By Egotist / /
The San Francisco Business Journal recently named Heat as one of the best places to work in the Bay Area. Since we wanted to know all the secrets to winning this award, we hit up co-founder and executive creative director Steve Stone and he gave us some great insights on what it takes.
Congrats on being one of the best places to work in San Francisco. So… you guys hiring?
Yes, we’re currently looking to fill several roles, including an Account Manager and Account Director, Content Producer, Senior Digital AD/ACD, a mid-level creative team, and a left-handed 3.5 or 4.0 tennis player with a great net game. Of course, we’re consistently filling positions, so it’s always a good idea to check out the jobs page on our site.
What kinds of things did the San Francisco Business Journal judge you on?
I think it’s obvious that they judged us on how handsome our President is, how cool our sign in the lobby is and the fact that we just happen to have a confetti cannon laying around. Actually, they judged us solely on responses from a survey sent out to all our employees, which were answered anonymously. Those responses were then tallied and we were compared with/against other businesses in the Bay Area. The questions in the survey addressed topics such as feeling valued, manager effectiveness, teamwork, trust in senior leaders, retention, benefits, and job satisfaction.
When you started Heat, did you make a conscious effort to build a great place for people to work, or has it evolved more organically than that?
Yes, it was a conscious effort. When you start a business, you always envision it to be a great place to work and you do whatever you can to build it up as one. I’ve always worked at great places – Goodby (both during and after Berlin), Ammirati & Puris, Riney and my personal favorite, Black Rocket. Taking the best cultural nuggets from those places and adding some of our own seems to be doing the trick.
We think every ad agency should be a great place to work, but that’s obviously not the case. What have you guys done differently to keep employees happy?
John (Elder, our President and my agency partner) and I continue to encourage creativity in all departments. Even in HR we instituted a program where everyone can and should call in “well” every once in a while. Work/life balance is something that is very important to us. We also have a no-freak-out policy. We are very calm and level headed, and that trickles down to everyone. This business can be nuts at times and it doesn’t help if the two guys running it scream and yell and make people cry. The two of us help shape all the work that comes out of this place but at the same, we give people a lot of space and let them do what they came here to do.
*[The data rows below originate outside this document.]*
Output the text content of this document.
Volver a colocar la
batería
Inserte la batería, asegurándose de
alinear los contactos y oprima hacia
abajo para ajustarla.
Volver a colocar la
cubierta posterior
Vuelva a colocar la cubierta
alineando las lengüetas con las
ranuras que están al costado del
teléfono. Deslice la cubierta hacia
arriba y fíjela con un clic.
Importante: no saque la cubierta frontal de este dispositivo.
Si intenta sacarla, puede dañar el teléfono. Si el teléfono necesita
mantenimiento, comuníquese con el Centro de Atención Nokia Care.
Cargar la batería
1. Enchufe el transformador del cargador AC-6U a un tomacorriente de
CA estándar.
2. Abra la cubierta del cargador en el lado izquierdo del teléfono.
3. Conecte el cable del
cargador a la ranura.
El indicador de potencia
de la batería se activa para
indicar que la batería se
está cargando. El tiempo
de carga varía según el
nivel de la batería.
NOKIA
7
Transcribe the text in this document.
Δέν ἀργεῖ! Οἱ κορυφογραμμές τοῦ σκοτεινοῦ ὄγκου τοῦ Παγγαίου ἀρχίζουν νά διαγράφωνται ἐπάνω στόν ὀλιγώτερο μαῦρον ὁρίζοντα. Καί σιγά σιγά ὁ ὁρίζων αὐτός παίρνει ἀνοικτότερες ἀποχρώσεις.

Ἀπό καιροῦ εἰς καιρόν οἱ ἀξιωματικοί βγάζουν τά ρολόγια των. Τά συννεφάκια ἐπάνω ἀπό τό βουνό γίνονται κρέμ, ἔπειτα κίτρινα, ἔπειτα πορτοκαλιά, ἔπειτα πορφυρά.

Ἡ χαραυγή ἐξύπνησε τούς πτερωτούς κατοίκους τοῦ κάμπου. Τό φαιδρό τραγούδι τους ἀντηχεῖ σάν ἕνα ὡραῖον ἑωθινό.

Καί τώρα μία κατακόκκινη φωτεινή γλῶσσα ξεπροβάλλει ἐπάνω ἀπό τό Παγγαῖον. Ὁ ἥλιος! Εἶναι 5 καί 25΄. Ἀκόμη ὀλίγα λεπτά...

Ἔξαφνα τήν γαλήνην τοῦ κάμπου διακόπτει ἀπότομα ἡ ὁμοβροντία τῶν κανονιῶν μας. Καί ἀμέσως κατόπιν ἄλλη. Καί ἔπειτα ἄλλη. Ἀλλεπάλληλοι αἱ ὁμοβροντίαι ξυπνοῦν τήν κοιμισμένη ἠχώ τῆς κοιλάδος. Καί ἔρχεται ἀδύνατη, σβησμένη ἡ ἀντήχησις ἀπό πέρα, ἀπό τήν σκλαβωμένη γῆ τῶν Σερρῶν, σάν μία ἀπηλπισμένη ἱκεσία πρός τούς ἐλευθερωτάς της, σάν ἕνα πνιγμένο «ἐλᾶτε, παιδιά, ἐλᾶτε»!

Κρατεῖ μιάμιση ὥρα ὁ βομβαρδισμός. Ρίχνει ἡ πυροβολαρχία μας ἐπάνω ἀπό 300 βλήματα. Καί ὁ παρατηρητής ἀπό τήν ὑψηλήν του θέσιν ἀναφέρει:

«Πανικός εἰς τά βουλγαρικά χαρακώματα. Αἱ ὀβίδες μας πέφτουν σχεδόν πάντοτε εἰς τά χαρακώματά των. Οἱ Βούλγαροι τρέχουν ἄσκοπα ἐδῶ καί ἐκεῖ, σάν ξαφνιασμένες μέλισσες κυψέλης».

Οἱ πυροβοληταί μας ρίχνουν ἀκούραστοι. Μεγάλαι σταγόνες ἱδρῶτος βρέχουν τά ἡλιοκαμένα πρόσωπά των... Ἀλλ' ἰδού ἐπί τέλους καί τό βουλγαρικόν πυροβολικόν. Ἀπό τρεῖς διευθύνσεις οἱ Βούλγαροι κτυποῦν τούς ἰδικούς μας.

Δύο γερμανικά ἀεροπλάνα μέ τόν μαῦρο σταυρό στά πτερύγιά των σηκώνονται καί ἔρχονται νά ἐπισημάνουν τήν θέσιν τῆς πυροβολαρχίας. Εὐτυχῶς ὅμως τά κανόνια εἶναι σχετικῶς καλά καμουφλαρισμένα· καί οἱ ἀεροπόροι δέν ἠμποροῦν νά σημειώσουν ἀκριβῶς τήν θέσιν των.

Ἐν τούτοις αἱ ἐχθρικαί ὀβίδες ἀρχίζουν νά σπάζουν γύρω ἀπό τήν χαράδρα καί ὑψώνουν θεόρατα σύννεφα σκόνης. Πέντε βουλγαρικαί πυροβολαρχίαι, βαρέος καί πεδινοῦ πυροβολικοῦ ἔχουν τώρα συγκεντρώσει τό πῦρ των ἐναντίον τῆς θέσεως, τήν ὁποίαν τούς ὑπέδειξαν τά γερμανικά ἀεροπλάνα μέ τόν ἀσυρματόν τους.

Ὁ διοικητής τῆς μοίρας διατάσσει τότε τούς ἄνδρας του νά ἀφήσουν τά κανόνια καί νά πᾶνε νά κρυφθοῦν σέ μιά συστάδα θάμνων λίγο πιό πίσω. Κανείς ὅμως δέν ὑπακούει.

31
Is there one linchpin to it all? Is hiring the right people what makes the magic happen or something else?
Hiring the right people is certainly part of the magic. But the magic has to be there in the first place. Elder and I work hard to cultivate and protect the culture. We never take our eye off that part of the business.
One thing we’ve seen many times before that tears an agency apart is when you get creative versus account. Or when media feels marginalized. Or production thinks they get all the crap dumped on them. What do you do to create more of a team atmosphere that gets everyone pulling in the same direction?
We’ve never really had that. Even at 75 people, we’re still all on the same page. We meet often if there are issues and figure out stuff as a group. Even the hard stuff, like determining whether a client is actually a fit for us or not. We value everyone’s opinion.
Has it been more of a challenge to keep your culture as you’ve grown?
No. It’s actually the opposite. The more people you have who see things the way we see them, it’s easier to spread that ethos.
If you bring on the right clients and the right people, you’re just growing the family. And what’s better than a small happy family? A big happy family.
How do your clients factor into the happiness of your employees?
They benefit the most. Sure, spouses, boyfriends, girlfriends and pets feel it as well, but our clients get the lion’s share because happy employees find more surprising insights, tell better stories, make better content, design better UI and plan better media.
Got any good advice for all the Bay Area businesses that didn’t make the list?
Don’t be jerks, provide peanut butter-filled pretzels and get a confetti cannon.